Panelists also shared they have felt guilt because they did not see the signs of suicide on some of their friends and family members. 

“I thought in my head, ‘I go through this, too. I should see it’,” Sites said. “It’s just one of those things where you have to recognize you’re not a therapist.” 

Madison Gerbig, a junior biology major, said she felt guilty as a young teenager when her stepfather died from suicide.  

“Through some therapy, I realized that it was almost impossible for me to know that he was going to do something like that,” Gerbig said. “I don’t even feel guilty anyone because I learned that it’s not my fault.” 

Summer Skelton, a junior biochemistry major, said the campus community recently mourned the loss of two university students who died from suicide.

“Talking to people who have experienced that loss with you was one of the best ways to get through it,” Skelton said. “Sharing memories of that person.
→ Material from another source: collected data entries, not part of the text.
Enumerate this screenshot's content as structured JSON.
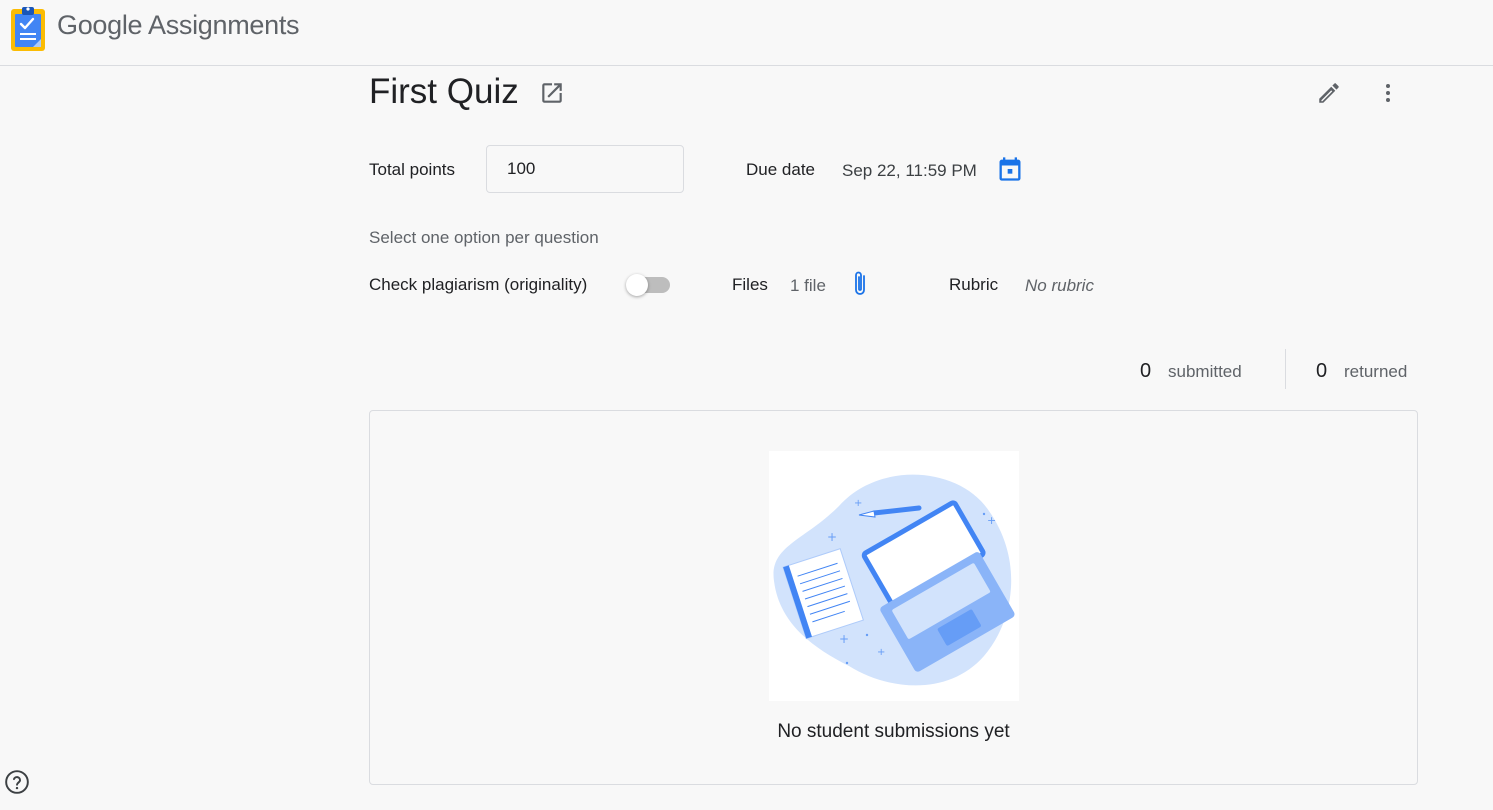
{
  "app": {
    "brand": "Google",
    "product": "Assignments"
  },
  "assignment": {
    "title": "First Quiz",
    "total_points_label": "Total points",
    "total_points_value": "100",
    "due_date_label": "Due date",
    "due_date_value": "Sep 22, 11:59 PM",
    "instructions": "Select one option per question",
    "plagiarism_label": "Check plagiarism (originality)",
    "plagiarism_enabled": false,
    "files_label": "Files",
    "files_value": "1 file",
    "rubric_label": "Rubric",
    "rubric_value": "No rubric"
  },
  "stats": {
    "submitted_count": "0",
    "submitted_label": "submitted",
    "returned_count": "0",
    "returned_label": "returned"
  },
  "empty_state": {
    "message": "No student submissions yet"
  },
  "icons": {
    "logo": "assignments-clipboard-icon",
    "open": "open-in-new-icon",
    "edit": "pencil-icon",
    "more": "more-vert-icon",
    "calendar": "calendar-icon",
    "attach": "paperclip-icon",
    "help": "help-circle-icon"
  },
  "colors": {
    "accent": "#1a73e8",
    "text": "#202124",
    "muted": "#5f6368"
  }
}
Not keeping it under the rug.” 

The students said friends of people with mental illness can help their friends by checking in on them. 
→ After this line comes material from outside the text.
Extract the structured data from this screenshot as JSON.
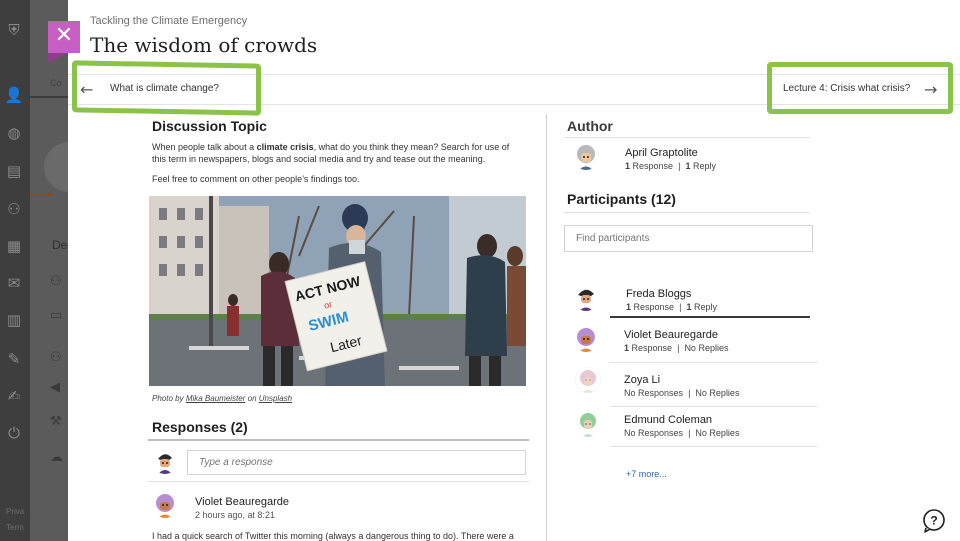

Active Minds, a mental health student organization, and Pott College Equity, Diversity and Inclusion Committee hosted the student panel Monday. Each student on the panel shared personal experiences and advice with the live and virtual audience. (Photo by Shelby Clark )

Stone said she uses a conversation exercise called V.A.R. that allows her to remain helpful without being too outright. V.A.R. stands for validate, appreciate and refer. 

Referral seems to be the difficult part, Stone said. “That can sound like, ‘let me walk you to CAPS,’ or it can be, ‘what would help you the most right now?’”

The panel wrapped up by giving information on where to find resources benefitting mental health. The students mentioned counseling, hotlines and university faculty. 

Aaron Pryor, assistant director of Counseling and Psychological Services, spoke on CAPS and what they do for students. He said CAPS provides many counseling opportunities for students all of which are free. 

“If you are interested in the services mentioned earlier, the best way to get connected, we have an online form,” Pryor said. “You can also come into the office and let us know.”

Madison Gerbig said she was thankful for everyone who joined them Monday. “This was an eye opening experience for me, and I hope it was for everyone else.”